Make it three in a row for playwright Amy Herzog. Following in the wake of the excellent “After the Revolution” and “4000 Miles” comes “The Great God Pan,” a moving and unsettling look at the nature of identity and the vagaries of memory. With subtlety and compassion, Herzog contemplates how well we can really know ourselves and whether in the process of self-construction we may unintentionally be creating our own limitations.
Herzog’s protagonist is 32-year-old journalist Jamie, who as the play begins has been sought out by a childhood playmate he hasn’t seen in 25 years. It seems that Frank, gay, tattooed, and intense, is suing his father for sexual abuse, and he has reason to believe that Jamie was also a victim. Jamie says no, that’s not the case. But the information is a depth charge, with wide-ranging effects on Jamie and his relationships with his parents and his live-in girlfriend of six years, Paige, a former dancer studying to be a psychotherapist after an injury curtailed her career. An unplanned pregnancy only puts more pressure on the lovers, with Jamie’s passive-aggressive withholding pushing things to the brink as he struggles with what he admits is a bad memory. When facts come to light proving that Frank’s father at least had opportunity with him, Jamie’s sense of self is irrevocably shaken.

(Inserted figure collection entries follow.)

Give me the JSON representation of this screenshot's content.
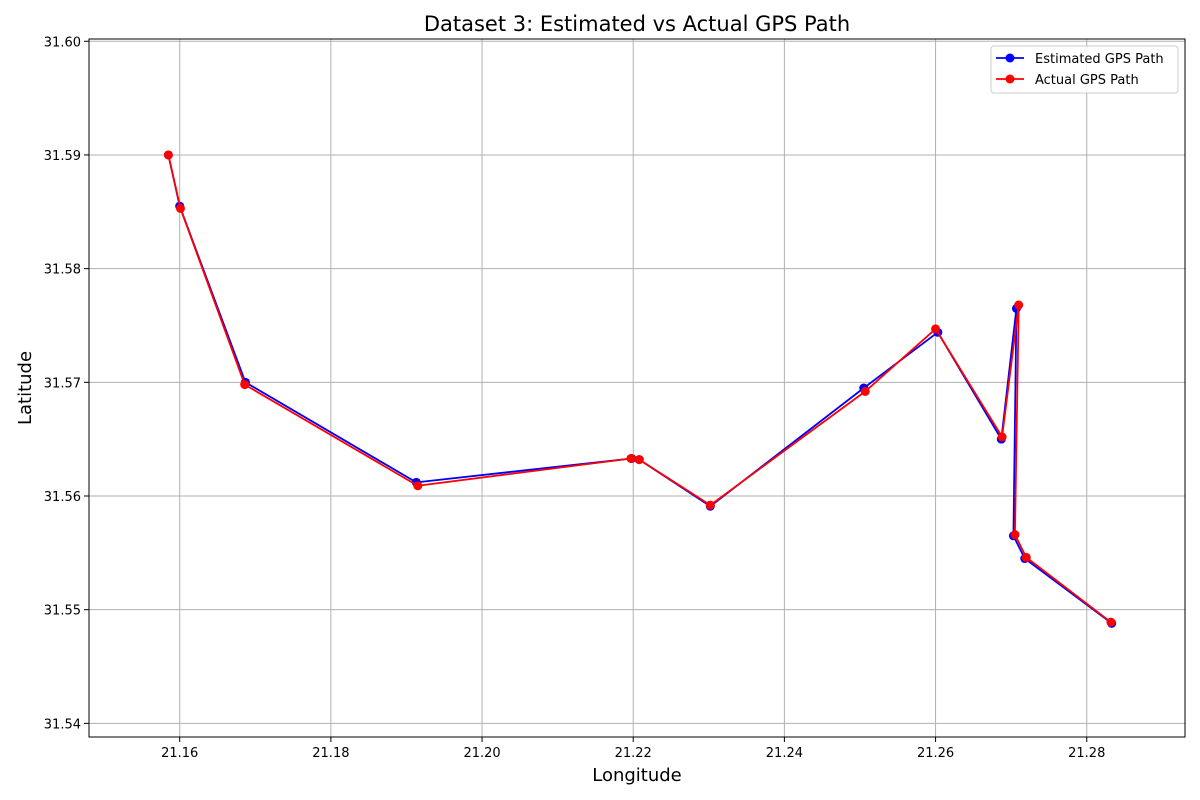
{
  "chart_data": {
    "type": "line",
    "title": "Dataset 3: Estimated vs Actual GPS Path",
    "xlabel": "Longitude",
    "ylabel": "Latitude",
    "xlim": [
      21.148,
      21.293
    ],
    "ylim": [
      31.5388,
      31.6002
    ],
    "xticks": [
      "21.16",
      "21.18",
      "21.20",
      "21.22",
      "21.24",
      "21.26",
      "21.28"
    ],
    "yticks": [
      "31.54",
      "31.55",
      "31.56",
      "31.57",
      "31.58",
      "31.59",
      "31.60"
    ],
    "grid": true,
    "legend_position": "top-right",
    "series": [
      {
        "name": "Estimated GPS Path",
        "color": "#0000ff",
        "marker": "circle",
        "x": [
          21.1585,
          21.16,
          21.1687,
          21.1913,
          21.2198,
          21.2208,
          21.2302,
          21.2505,
          21.2603,
          21.2687,
          21.2707,
          21.2703,
          21.2718,
          21.2833
        ],
        "y": [
          31.59,
          31.5855,
          31.57,
          31.5612,
          31.5633,
          31.5632,
          31.5591,
          31.5695,
          31.5744,
          31.565,
          31.5765,
          31.5565,
          31.5545,
          31.5488
        ]
      },
      {
        "name": "Actual GPS Path",
        "color": "#ff0000",
        "marker": "circle",
        "x": [
          21.1585,
          21.1601,
          21.1686,
          21.1915,
          21.2197,
          21.2208,
          21.2302,
          21.2507,
          21.26,
          21.2688,
          21.271,
          21.2705,
          21.272,
          21.2832
        ],
        "y": [
          31.59,
          31.5853,
          31.5698,
          31.5609,
          31.5633,
          31.5632,
          31.5592,
          31.5692,
          31.5747,
          31.5652,
          31.5768,
          31.5566,
          31.5546,
          31.5489
        ]
      }
    ]
  }
}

“Revolution” director Carolyn Cantor guides the production with clarity and sensitivity. Jeremy Strong is a sympathetic Jamie even when behaving badly, meticulous in charting Jamie’s increasing unease in his skin. Sarah Goldberg adeptly conveys Paige’s inner conflict between loving Jamie and questioning his ability to maintain a mature relationship. Becky Ann Baker and Peter Friedman are terrific as Jamie’s parents, Cathy and Doug, with Baker shining on a late-night phone call from the highly unsentimental Cathy to her son that’s full of unstated regret, and Friedman masterfully handling a father-son heart-to-heart in which Doug must disclose some unpleasant truths.
Keith Nobbs makes Frank a disquieting bundle of energy, neediness, and heart, and Erin Wilhelmi is a sorceress of subtext as Joelle, a bulimic girl being counseled by Paige, an experience crucial to a decision Paige makes about Jamie. In her single scene, Joyce Van Patten plays Polly, Frank and Jamie’s babysitter during the time in question, now in her 80s and in an assisted-living facility due to onset dementia. Van Patten’s understated yet forceful work is a pleasure.
Mark Wendland’s abstract set filled with projections of verdant forest suggests that everyone is wandering in the same woods but all is not lost, and Kaye Voyce’s costumes are well-attuned to character. Japhy Weideman’s moody lighting brightens notably for the concluding scene, further implying hope.
The title comes from a poem that Polly taught Jamie and Frank to recite as kids, and its use is as unexpected and fresh as the play it adorns. “The Great God Pan” raises interesting questions that reverberate long after the curtain comes down.